Roomse rituelen
De Staatsbosbeheerbibliotheek is vol van schatten. Ik vond een geweldig artikel in het ‘Gedenkboek dr. Jac. P. Thijsse’ uit 1935. De bundel viert de zeventigste verjaardag van Nederlands grootste natuurbeschermer en markeert het veertigjarig bestaan van het tijdschrift De Levende Natuur. De publicatie die mijn aandacht trok heet ‘Botaniseren in de kerk’, voorwaar een bijzondere titel. Het is geschreven door de plantkundige Hendrik Uittien en behandelt gebruiken rond de kroedwis of kroedwusj.

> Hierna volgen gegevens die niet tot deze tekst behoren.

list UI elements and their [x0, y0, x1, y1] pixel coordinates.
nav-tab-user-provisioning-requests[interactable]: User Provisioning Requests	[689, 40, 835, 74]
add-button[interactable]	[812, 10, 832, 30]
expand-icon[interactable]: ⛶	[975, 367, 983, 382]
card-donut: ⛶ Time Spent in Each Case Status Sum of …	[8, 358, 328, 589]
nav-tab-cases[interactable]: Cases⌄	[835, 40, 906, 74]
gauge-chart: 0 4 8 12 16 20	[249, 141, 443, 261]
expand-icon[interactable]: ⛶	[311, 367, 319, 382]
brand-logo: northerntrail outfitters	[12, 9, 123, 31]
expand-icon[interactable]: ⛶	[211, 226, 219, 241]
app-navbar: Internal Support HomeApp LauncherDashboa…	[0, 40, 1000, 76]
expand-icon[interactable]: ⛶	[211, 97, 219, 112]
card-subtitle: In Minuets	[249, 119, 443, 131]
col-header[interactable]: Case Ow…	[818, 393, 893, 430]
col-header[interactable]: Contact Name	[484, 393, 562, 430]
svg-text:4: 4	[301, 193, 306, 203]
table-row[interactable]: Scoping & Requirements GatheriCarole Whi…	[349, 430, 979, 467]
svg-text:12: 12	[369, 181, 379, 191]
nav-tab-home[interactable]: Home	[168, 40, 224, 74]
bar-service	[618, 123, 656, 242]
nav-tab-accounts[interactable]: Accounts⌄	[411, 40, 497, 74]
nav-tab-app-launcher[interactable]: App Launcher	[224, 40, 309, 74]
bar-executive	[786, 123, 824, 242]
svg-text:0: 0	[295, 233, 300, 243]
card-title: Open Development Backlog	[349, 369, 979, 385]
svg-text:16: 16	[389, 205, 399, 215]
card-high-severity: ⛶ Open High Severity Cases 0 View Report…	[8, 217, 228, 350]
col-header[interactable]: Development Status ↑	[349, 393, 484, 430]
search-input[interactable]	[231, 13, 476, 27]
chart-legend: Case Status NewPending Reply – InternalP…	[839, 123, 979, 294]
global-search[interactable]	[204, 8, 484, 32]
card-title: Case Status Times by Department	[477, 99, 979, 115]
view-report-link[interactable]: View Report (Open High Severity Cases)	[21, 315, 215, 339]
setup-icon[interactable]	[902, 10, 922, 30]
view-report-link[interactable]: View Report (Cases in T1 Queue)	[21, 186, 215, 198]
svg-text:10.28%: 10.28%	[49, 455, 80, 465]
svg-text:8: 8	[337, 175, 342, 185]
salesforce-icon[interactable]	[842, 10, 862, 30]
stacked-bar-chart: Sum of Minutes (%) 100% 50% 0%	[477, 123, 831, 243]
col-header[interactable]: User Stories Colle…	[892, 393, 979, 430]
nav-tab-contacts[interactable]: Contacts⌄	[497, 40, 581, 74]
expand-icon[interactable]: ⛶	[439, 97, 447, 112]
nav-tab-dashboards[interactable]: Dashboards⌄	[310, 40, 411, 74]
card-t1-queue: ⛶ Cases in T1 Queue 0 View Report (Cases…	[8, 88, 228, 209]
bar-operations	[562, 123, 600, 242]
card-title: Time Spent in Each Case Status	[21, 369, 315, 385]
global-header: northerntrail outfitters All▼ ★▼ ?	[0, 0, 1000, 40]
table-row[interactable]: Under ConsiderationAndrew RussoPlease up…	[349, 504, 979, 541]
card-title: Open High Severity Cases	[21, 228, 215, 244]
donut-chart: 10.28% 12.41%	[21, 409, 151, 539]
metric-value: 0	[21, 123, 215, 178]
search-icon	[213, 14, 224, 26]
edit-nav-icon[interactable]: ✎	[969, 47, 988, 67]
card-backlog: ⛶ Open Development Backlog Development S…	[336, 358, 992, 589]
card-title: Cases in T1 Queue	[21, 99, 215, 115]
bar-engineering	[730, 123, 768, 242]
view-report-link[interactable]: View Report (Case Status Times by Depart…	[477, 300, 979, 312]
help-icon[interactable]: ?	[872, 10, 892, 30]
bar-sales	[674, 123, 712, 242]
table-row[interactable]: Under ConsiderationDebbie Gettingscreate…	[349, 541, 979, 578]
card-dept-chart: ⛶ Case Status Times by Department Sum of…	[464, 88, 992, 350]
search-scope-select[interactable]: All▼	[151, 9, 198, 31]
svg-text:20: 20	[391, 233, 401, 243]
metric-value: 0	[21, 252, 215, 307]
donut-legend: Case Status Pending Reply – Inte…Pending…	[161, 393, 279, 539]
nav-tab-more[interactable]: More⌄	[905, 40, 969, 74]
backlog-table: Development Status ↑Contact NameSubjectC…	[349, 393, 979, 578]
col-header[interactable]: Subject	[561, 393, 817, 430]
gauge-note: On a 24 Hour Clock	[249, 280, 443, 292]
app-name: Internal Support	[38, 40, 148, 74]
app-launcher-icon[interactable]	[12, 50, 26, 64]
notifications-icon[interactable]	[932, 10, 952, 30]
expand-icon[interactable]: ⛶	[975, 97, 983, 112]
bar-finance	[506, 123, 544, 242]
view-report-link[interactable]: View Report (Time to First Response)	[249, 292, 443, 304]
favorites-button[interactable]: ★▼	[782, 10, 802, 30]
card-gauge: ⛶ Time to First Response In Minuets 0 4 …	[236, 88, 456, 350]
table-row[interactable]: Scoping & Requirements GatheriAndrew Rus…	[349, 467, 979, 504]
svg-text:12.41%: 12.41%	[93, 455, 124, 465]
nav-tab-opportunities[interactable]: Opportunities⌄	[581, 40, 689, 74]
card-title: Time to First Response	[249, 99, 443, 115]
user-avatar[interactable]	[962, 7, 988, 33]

Dat is de bos planten die op 15 augustus, Maria Hemelvaart, door gelovigen meegebracht wordt naar de kerk en daar gewijd wordt. (Doordat de priester er wijwater overheen sprenkelt en een zegening uitspreekt). Het gebruik komt voor in heel Limburg en op een paar plekken in Brabant. De kroedwusj gaat mee naar huis en wordt te drogen gehangen. Bij onweer worden wat takjes eruit in haard of kachel verbrand om inslaan van de bliksem te voorkomen. Waar Uittien het meest in geïnteresseerd was: de samenstelling van de wusj. Hij constateert: “In de dorpen aan den grooten weg of in steden is de kroedwisch al ontaard in een bosje bloemen, dahlias of andere tuinrommel…” Op de kleinere dorpen ontdekt hij een enorme verscheidendheid aan voorschriften voor het samenstellen van een wusj. Eigenlijk wordt zo’n beetje alles wat begin augustus in het veld staat, gebruikt. Meestal bestaat een wusj uit 7 planten, waarvan 3 granen. Vaak zit er ook een vrucht bij, die kan van de walnoot zijn, of er wordt een appel of peer op een stok gestoken. De twee meest voorkomende ‘akkeronkruiden’ voor de wusj zijn wat je in het Limburgs aels noemt (en waar zowel bijvoet als absintalsem mee bedoeld kan zijn) en boerenwormkruid (reinvaar of gèle knuupkes).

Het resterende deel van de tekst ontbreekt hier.